Eskiler, selamdan sonra her fırsatta birbirlerine “Nasılsın?” diye sorar; “Hamd olsun” yahut “Allah’a şükür iyiyim” gibi cevaplar almak suretiyle, kardeşlerinin şükrüne vesile olmak isterlermiş.
Bu öyle laf olsun kabilinden bir mükâleme değil. Efendimiz s.a.v.’in bize her hâl ü kârda şükretmemizi ihtar eden bir sünneti.
Gerçi bugün de ziyaretlerine gidip “Nasılsınız?” dediğimizde “Hamd olsun” diyebilen hastalarımız, halini sorduğumuzda “Çok şükür” diyebilen fakirlerimiz hâlâ var çok şükür. Fakat nesli tükenmek üzere.
“Herhangi bir sebepten dolayı hissedilen elem, rahatsızlık veya hoşnutsuzluğu dışa vurma, sızlanma, yakınma” anlamına “şikayet”in bazı çeşitleri, hem mahiyeti itibariyle hem de beşerî bir tavır olarak masiyetten sayılmıştır dinimizde. Zira farkında olalım olmayalım, çoğu şikayette ilâhi takdire itiraz, kazaya muhalefet vardır. Bir kısım şikayetlerimiz ise itminansızlığın eseridir; nefsin ve dünyanın zebunu olduğumuzu ifşa eder.
Cennetin vizesi
İslâm’da kerih görülen bu kabil şikayetlenmelerin neler olduğuna geçmeden önce aslî hedefimizi, niçin bu dünyada bulunduğumuzu hatırlamamız gerekiyor. Zira hedefini şaşırıp yanlış istikamete yönelerek bir şekilde kendilerini kaybedenlerin, ne kadar çaba gösterirlerse göstersinler, kalplerini sükuna erdirecek bir netice almaları mümkün değildir. Beyhude gayretler ise yersiz şikayetlerin anasıdır.
İnsanın aslî hedefi, imtihan için gönderildiği bu geçici dünyada kulluğunun icaplarını yerine getirerek ahiret yurdundaki ebedi saadete erişmektir. Var gücüyle Allah’ın rızasını kazanmaya, kendisini Allah’a sevdirmeye çalışır. Bütün ibadetleri, hayır hasenatı bunun içindir. İnsan namaz kıldığı, oruç tuttuğu, zekât verdiği, hacca gittiği, nafile ibadetler yaptığı için, bunların karşılığı veya bedeli olarak cenneti hak edemez.

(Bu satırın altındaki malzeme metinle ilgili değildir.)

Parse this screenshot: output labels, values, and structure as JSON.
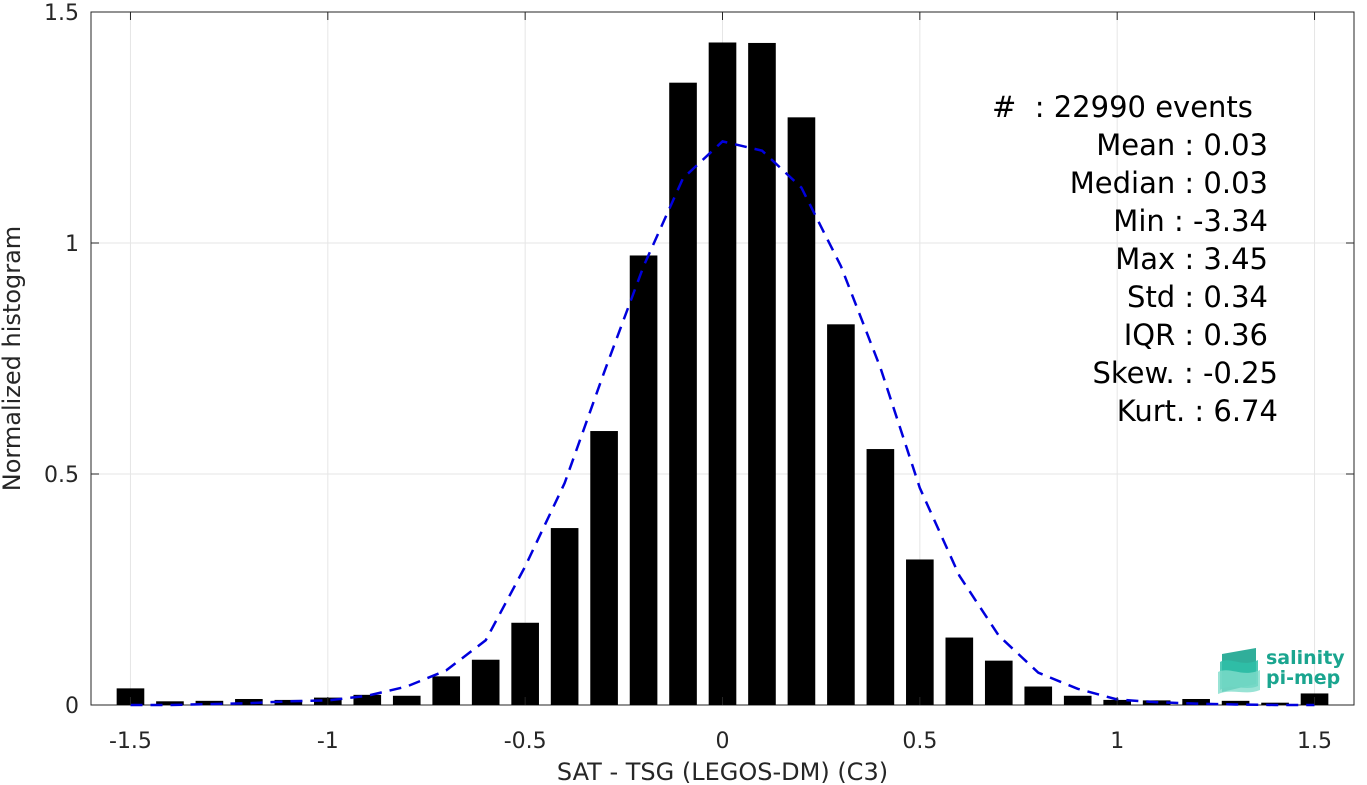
{
  "chart_data": {
    "type": "bar",
    "xlabel": "SAT - TSG (LEGOS-DM) (C3)",
    "ylabel": "Normalized histogram",
    "xlim": [
      -1.6,
      1.6
    ],
    "ylim": [
      0,
      1.5
    ],
    "xticks": [
      -1.5,
      -1,
      -0.5,
      0,
      0.5,
      1,
      1.5
    ],
    "yticks": [
      0,
      0.5,
      1,
      1.5
    ],
    "xtick_labels": [
      "-1.5",
      "-1",
      "-0.5",
      "0",
      "0.5",
      "1",
      "1.5"
    ],
    "ytick_labels": [
      "0",
      "0.5",
      "1",
      "1.5"
    ],
    "grid": true,
    "bar_color": "#000000",
    "bin_width": 0.1,
    "x": [
      -1.5,
      -1.4,
      -1.3,
      -1.2,
      -1.1,
      -1.0,
      -0.9,
      -0.8,
      -0.7,
      -0.6,
      -0.5,
      -0.4,
      -0.3,
      -0.2,
      -0.1,
      0.0,
      0.1,
      0.2,
      0.3,
      0.4,
      0.5,
      0.6,
      0.7,
      0.8,
      0.9,
      1.0,
      1.1,
      1.2,
      1.3,
      1.4,
      1.5
    ],
    "values": [
      0.036,
      0.008,
      0.009,
      0.013,
      0.011,
      0.016,
      0.022,
      0.02,
      0.062,
      0.098,
      0.178,
      0.383,
      0.593,
      0.973,
      1.347,
      1.434,
      1.433,
      1.272,
      0.824,
      0.554,
      0.315,
      0.146,
      0.096,
      0.04,
      0.02,
      0.011,
      0.01,
      0.013,
      0.009,
      0.005,
      0.025
    ],
    "fit_curve": {
      "style": "dashed",
      "color": "#0000dd",
      "x": [
        -1.5,
        -1.4,
        -1.3,
        -1.2,
        -1.1,
        -1.0,
        -0.9,
        -0.8,
        -0.7,
        -0.6,
        -0.5,
        -0.4,
        -0.3,
        -0.2,
        -0.1,
        0.0,
        0.1,
        0.2,
        0.3,
        0.4,
        0.5,
        0.6,
        0.7,
        0.8,
        0.9,
        1.0,
        1.1,
        1.2,
        1.3,
        1.4,
        1.5
      ],
      "y": [
        0.0,
        0.0,
        0.002,
        0.004,
        0.008,
        0.01,
        0.02,
        0.04,
        0.075,
        0.14,
        0.3,
        0.48,
        0.72,
        0.95,
        1.14,
        1.22,
        1.2,
        1.12,
        0.95,
        0.73,
        0.47,
        0.28,
        0.15,
        0.07,
        0.035,
        0.012,
        0.006,
        0.003,
        0.001,
        0.0,
        0.0
      ]
    },
    "stats": [
      "#  : 22990 events",
      "Mean : 0.03",
      "Median : 0.03",
      "Min : -3.34",
      "Max : 3.45",
      "Std : 0.34",
      "IQR : 0.36",
      "Skew. : -0.25",
      "Kurt. : 6.74"
    ]
  },
  "logo": {
    "line1": "salinity",
    "line2": "pi-mep",
    "color": "#1aa58f"
  }
}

Bütün bunları muhabbet ve taziminin nişanesi, şükrünün ve kulluk şuurunun ifadesi olarak yapmış, böylece Allah’ın rızasını kazanabilmişse eğer, “Gir cennetime!” (Fecr, 30) hitabına mazhar olabilir. Yani ebedî saadet yurdu için esas vize ibadetlerimiz değil, Allah’ın rızasıdır. Şu halde dünya hayatını Allah’ın rızasını ve sevgisini kazanma imtihanı olarak da anlamak gerekir.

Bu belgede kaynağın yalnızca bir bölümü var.